Isaac Fuller (1606 (?) – 1672) was an English painter. Trained in France, he worked in Oxford and London. His works included portraits, religious subjects and decorative paintings.
Fuller is often said to have been born in 1606, but may have been born as late as 1620.[1] According to Bainbrigg Buckeridge, writing at the beginning of the 18th century, he studied under the French Baroque painter François Perrier in Paris.[2]
During the earlier part of the 1660s Fuller decorated the chapels of Magdalen and All Souls Colleges at Oxford. His work at Magdalen representing the Resurrection is lost, but a print survives, showing a complex and ambitious composition derived ultimately from Michelangelo.[3] At All Souls he painted a fresco of The Last Judgement, which is also lost, although some additional panels by Fuller, originally fitted between the roof-trusses in the chancel, survive. John Evelyn said that the fresco would not last long, being "too full of nakeds".[4] He also painted an altarpiece for the chapel at Wadham College, using an unusual technique in which the image was drawn on grey cloth in brown and white crayons, and then ironed into the fabric.[5] Joseph Addison wrote a poem in praise of it.
In London Fuller did a lot of work as decorative painter, especially in taverns. These included the Sun near the Royal Exchange, and the Mitre in Fenchurch Street, where he decorated the walls of a large room with life-sized mythological figures, and the ceiling with two angels holding a mitre. He also painted the ceiling over the staircase in a house in Soho Square, and a ceiling at Painter-Stainers' Hall.
While at Oxford he painted portraits, and also copied William Dobson's Decollation of St. John, altering the heads to portraits of his own friends. As a portrait painter Fuller had some real power, and self-portrait, in the Bodleian Library at Oxford, shows him in a curious head-dress. John Elsum wrote an epigram on it. There is a related drawing by Fuller in the collection of the Victoria and Albert Museum, probably the preparatory work for a print.[6] There is a portrait of Fuller, drawn by George Vertue, in the collection of the British Museum.

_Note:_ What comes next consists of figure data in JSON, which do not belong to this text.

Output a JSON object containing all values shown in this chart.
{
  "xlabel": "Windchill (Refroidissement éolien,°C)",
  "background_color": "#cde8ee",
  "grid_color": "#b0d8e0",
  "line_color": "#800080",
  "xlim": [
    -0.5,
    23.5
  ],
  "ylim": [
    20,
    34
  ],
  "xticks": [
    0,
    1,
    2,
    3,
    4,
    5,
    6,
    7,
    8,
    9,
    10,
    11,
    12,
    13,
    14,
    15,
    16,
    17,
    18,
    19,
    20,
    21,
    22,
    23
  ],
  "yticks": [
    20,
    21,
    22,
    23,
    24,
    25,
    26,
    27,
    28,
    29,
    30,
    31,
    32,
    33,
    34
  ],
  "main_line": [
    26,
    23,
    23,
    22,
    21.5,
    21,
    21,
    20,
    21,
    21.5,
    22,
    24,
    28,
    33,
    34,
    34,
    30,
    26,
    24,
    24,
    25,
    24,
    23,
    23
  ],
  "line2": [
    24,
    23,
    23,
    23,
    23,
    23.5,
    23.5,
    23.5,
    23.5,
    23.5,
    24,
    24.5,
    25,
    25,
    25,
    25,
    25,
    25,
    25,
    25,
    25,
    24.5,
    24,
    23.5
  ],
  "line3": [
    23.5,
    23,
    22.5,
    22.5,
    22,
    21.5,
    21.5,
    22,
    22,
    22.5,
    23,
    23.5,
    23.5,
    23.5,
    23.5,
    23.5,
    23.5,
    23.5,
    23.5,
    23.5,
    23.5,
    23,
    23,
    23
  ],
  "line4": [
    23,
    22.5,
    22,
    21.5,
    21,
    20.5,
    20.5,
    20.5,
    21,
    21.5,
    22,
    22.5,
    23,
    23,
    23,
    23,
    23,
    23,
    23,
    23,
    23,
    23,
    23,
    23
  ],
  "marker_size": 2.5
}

Other portraits painted by Fuller were of Samuel Butler, Edward Pierce the carver, and John Ogilby, the author (these two were in the Strawberry Hill Collection, and the latter was engraved by William Camden Edwards), Norris, the king's frame-maker (a picture much praised by Sir Peter Lely), John Cleveland, Sir Kenelm Digby, and Jasper Latham, the sculptor.
Horace Walpole wrote that "in his historic compositions Fuller is a wretched painter: his colouring was raw and unnatural, and not compensated by disposition or invention", but praised his portraits, in which "his pencil was bold strong and masterly".[7]
Fuller painted five large pictures on wood, representing the escape of Charles II after the Battle of Worcester. Each painting is 7feet high; they range in width between 6 ft. and 10inchesft6inchesin (ftin) wide. The circumstances of their commissioning is undocumented, but they were sold in February 1743/4 with a collection of pictures said to have belonged to Rachel Carey, Viscountess Falkland, and may have been painted for her first husband, Henry Carey, 4th Viscount Falkland, who was elected MP for Oxford following the death of Richard Cromwell, and was in the party which escorted Charles II back to England before his coronation. If this is so, they would date from before Carey's death in April 1663.[8]
The paintings were presented to the Parliament of Ireland and subsequently discovered in a state of neglect by Lord Clanbrassil, who had them repaired, and moved them to Tullamore Park, County Down. They were purchased by the National Portrait Gallery in London in 1979.[9]
Fuller made some etchings, including some plates of Tritons and mythological subjects in the style of François Perrier. In 1654 he published a set of etchings entitled Un libro di designare. In Thomas Fuller's Pisgah-sight of Palestine there is a large folding plate of Jewish costumes, etched by Isaac Fuller. He may also have executed the plan of Jerusalem in the same book, on which the words Fuller's Field are written in English.[10]
Fuller died in Bloomsbury Square, London, on 17 July 1672.
He left a son, who, according to George Vertue worked mostly as a coach-painter.[7] With Henry Cooke and others he executed the etchings in the edition of Cæsar Ripa's Iconologia published by Pierce Tempest.[10]